Monthly Archives: April 2009

New Google Maps Data API

Directions Magazine’s All Points Blog notes that Google has a new data API in a closed beta test.  There aren’t a lot of details except what Adena notes in her blog entry.  It will be a web API for reading and writing spatial data.  Like the other Google API’s we can probably expect it to support:

  • Storage
  • Points, lines and polygons
  • Attributes
  • Indexable
  • Searchable
  • Client libraries in Java, C#, PHP, etc.

Of course, Google doesn’t announce anything until it’s released, but supposedly we can expect something in the next month.  How is this relevant to Azavea?  We will likely take a look at this as soon as it’s released and consider it as a low cost way to store and retrieve our growing library of polygon data used by our Cicero API.  A lot will depend, however, on the specific features of the Google Maps Data API as well as license terms and performance.
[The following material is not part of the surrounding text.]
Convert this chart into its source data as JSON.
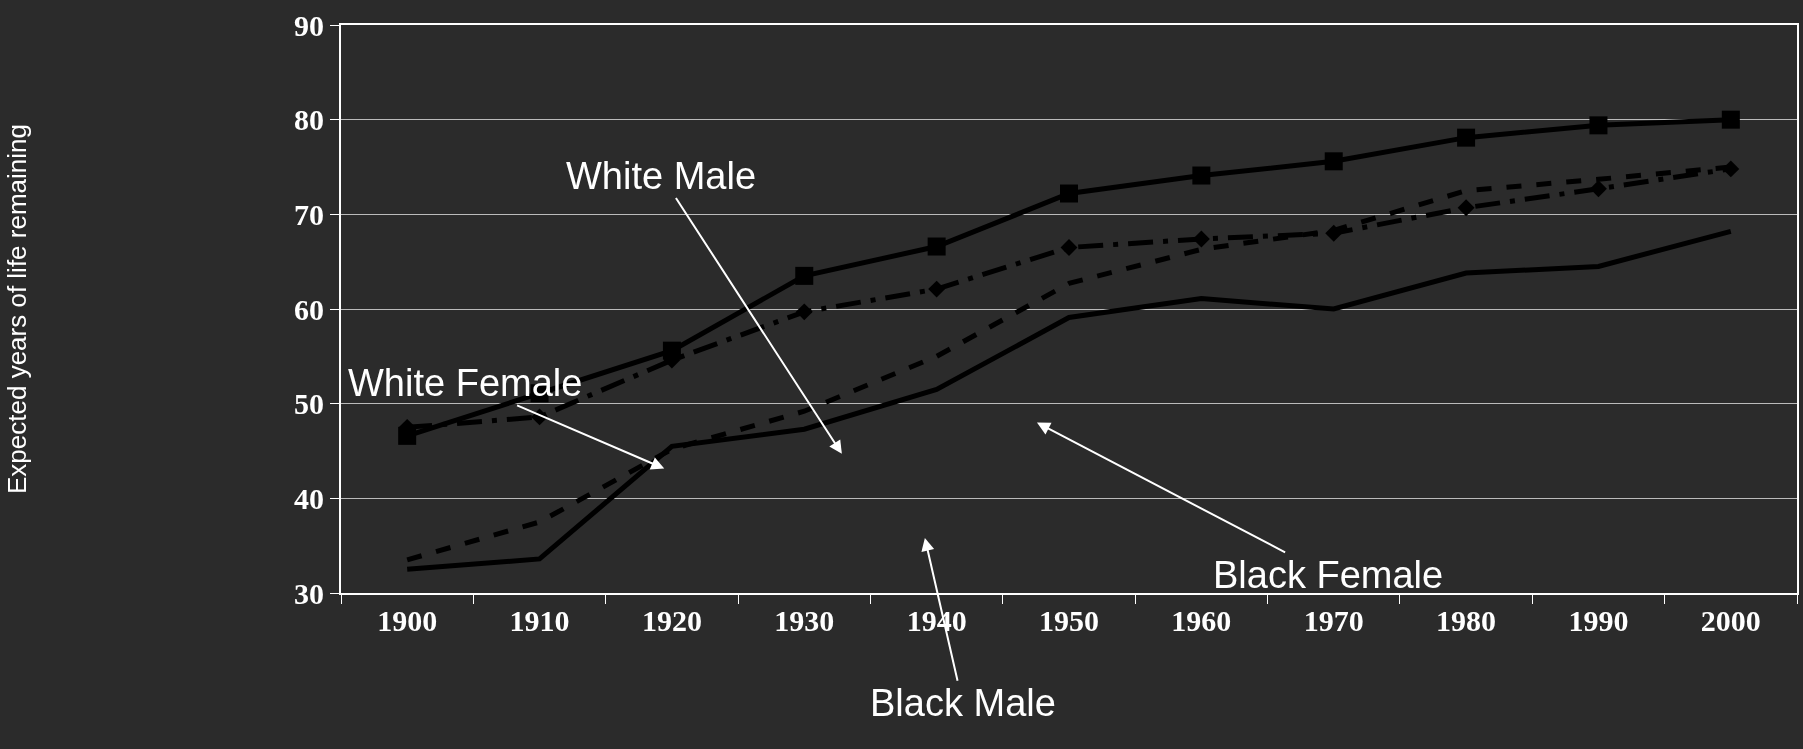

UPDATE 4/19/2009: Google has released the new API at Where 2.0 this week.  Querying the data looks like it’s limited to a feature ID, so we couldn’t use this for any spatial queries yet, but as a spatially enabled data repository, it looks very promising.  And if Google adds some basic spatial query capabilities, it will be a compelling environment for hosting basic vector mapping capabilities.
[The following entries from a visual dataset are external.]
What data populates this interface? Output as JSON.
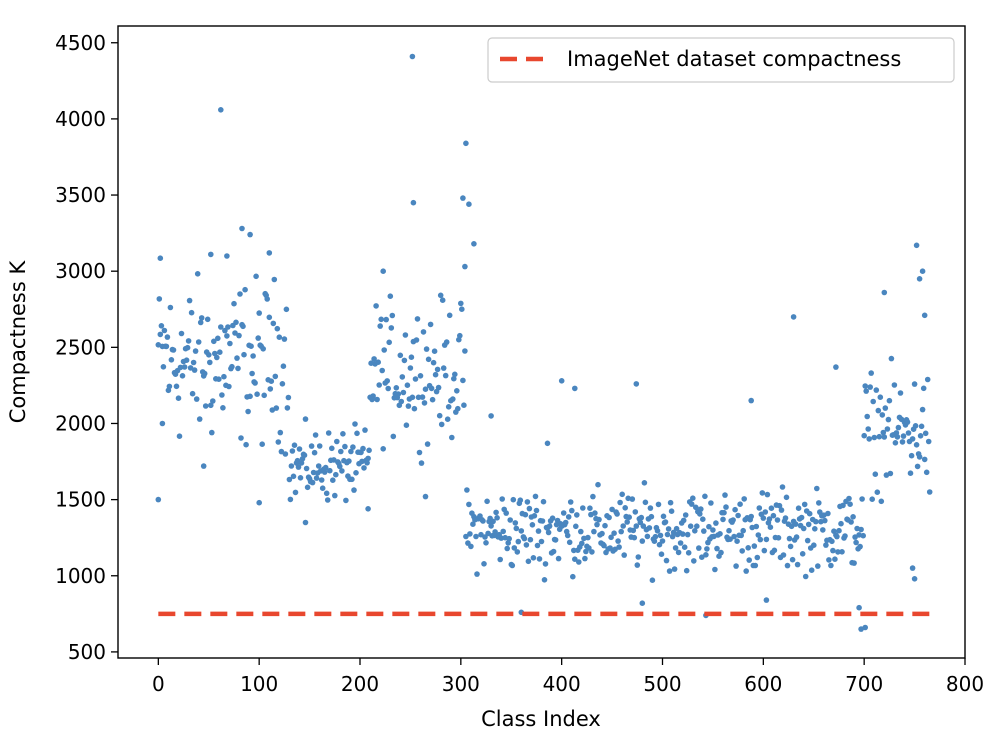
{
  "chart_data": {
    "type": "scatter",
    "title": "",
    "xlabel": "Class Index",
    "ylabel": "Compactness K",
    "xlim": [
      -40,
      800
    ],
    "ylim": [
      460,
      4610
    ],
    "xticks": [
      "0",
      "100",
      "200",
      "300",
      "400",
      "500",
      "600",
      "700",
      "800"
    ],
    "yticks": [
      "500",
      "1000",
      "1500",
      "2000",
      "2500",
      "3000",
      "3500",
      "4000",
      "4500"
    ],
    "grid": false,
    "legend_position": "top-right",
    "colors": {
      "points": "#4a86bf",
      "reference": "#e8472e"
    },
    "reference_line": {
      "name": "ImageNet dataset compactness",
      "y": 750,
      "x_range": [
        0,
        765
      ]
    },
    "segments": [
      {
        "x_range": [
          0,
          10
        ],
        "center": 2480,
        "spread": 520
      },
      {
        "x_range": [
          10,
          130
        ],
        "center": 2400,
        "spread": 680
      },
      {
        "x_range": [
          130,
          210
        ],
        "center": 1720,
        "spread": 300
      },
      {
        "x_range": [
          210,
          305
        ],
        "center": 2350,
        "spread": 560
      },
      {
        "x_range": [
          305,
          700
        ],
        "center": 1300,
        "spread": 330
      },
      {
        "x_range": [
          700,
          765
        ],
        "center": 1950,
        "spread": 480
      }
    ],
    "outliers": [
      {
        "x": 0,
        "y": 1500
      },
      {
        "x": 2,
        "y": 3085
      },
      {
        "x": 4,
        "y": 2000
      },
      {
        "x": 62,
        "y": 4060
      },
      {
        "x": 83,
        "y": 3280
      },
      {
        "x": 91,
        "y": 3240
      },
      {
        "x": 110,
        "y": 3120
      },
      {
        "x": 52,
        "y": 3110
      },
      {
        "x": 68,
        "y": 3100
      },
      {
        "x": 100,
        "y": 1480
      },
      {
        "x": 45,
        "y": 1720
      },
      {
        "x": 252,
        "y": 4410
      },
      {
        "x": 305,
        "y": 3840
      },
      {
        "x": 302,
        "y": 3480
      },
      {
        "x": 308,
        "y": 3440
      },
      {
        "x": 253,
        "y": 3450
      },
      {
        "x": 313,
        "y": 3180
      },
      {
        "x": 304,
        "y": 3030
      },
      {
        "x": 223,
        "y": 3000
      },
      {
        "x": 208,
        "y": 1440
      },
      {
        "x": 146,
        "y": 1350
      },
      {
        "x": 265,
        "y": 1520
      },
      {
        "x": 400,
        "y": 2280
      },
      {
        "x": 413,
        "y": 2230
      },
      {
        "x": 474,
        "y": 2260
      },
      {
        "x": 630,
        "y": 2700
      },
      {
        "x": 672,
        "y": 2370
      },
      {
        "x": 588,
        "y": 2150
      },
      {
        "x": 330,
        "y": 2050
      },
      {
        "x": 386,
        "y": 1870
      },
      {
        "x": 360,
        "y": 760
      },
      {
        "x": 543,
        "y": 740
      },
      {
        "x": 697,
        "y": 650
      },
      {
        "x": 701,
        "y": 660
      },
      {
        "x": 695,
        "y": 790
      },
      {
        "x": 480,
        "y": 820
      },
      {
        "x": 603,
        "y": 840
      },
      {
        "x": 720,
        "y": 2860
      },
      {
        "x": 752,
        "y": 3170
      },
      {
        "x": 758,
        "y": 3000
      },
      {
        "x": 755,
        "y": 2950
      },
      {
        "x": 760,
        "y": 2710
      },
      {
        "x": 750,
        "y": 980
      },
      {
        "x": 748,
        "y": 1050
      },
      {
        "x": 765,
        "y": 1550
      }
    ]
  }
}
Safe Software Adding OpenStreetMap Data Support to FME

Safe Software announced that it is adding support for OpenStreetMap format data to their FME product line.  Safe Software makes the leading spatial ETL (extract, transform and load) software on the market.  It’s also the toolkit upon which the ESRI Data Interoperability extensions are based.  It’s exciting to see that Safe will support reading OSM-formatted data.  This will make it a lot easier to use the planet file to generate new data sets.  We recently had a need for a higher resolution country boundary layer than we could get from many of the default sources.  The OSM country boundaries would be ideal, but it’s not necessarily straightforward to extract just that bit and convert it to a shapefile.  Something like FME would make that a lot easier.

Along those same lines, I’d love to see more support for the OpenStreetMap API in other commercial software as well.  While JOSM, Merkaartor and Potlatch are all adequate ways to edit the OSM database, they don’t have many of the editing features of ArcMap.  I’d do more OSM editing if ArcMap supported it as a data source.

It would also be cool to be able to use the OSM basemap as an ArcGIS Online cached map set.  The OSM servers themselves aren’t stable enough (in my experience) to support production applications, but with ESRI adding several new base map source including third party data from Microsoft Virtual Earth and Delorme, I think this would be a good data set that wouldn’t cost much to add and would give a nice basemap that, in many parts of the world, is superior to what TeleAtlas and Navteq can offer.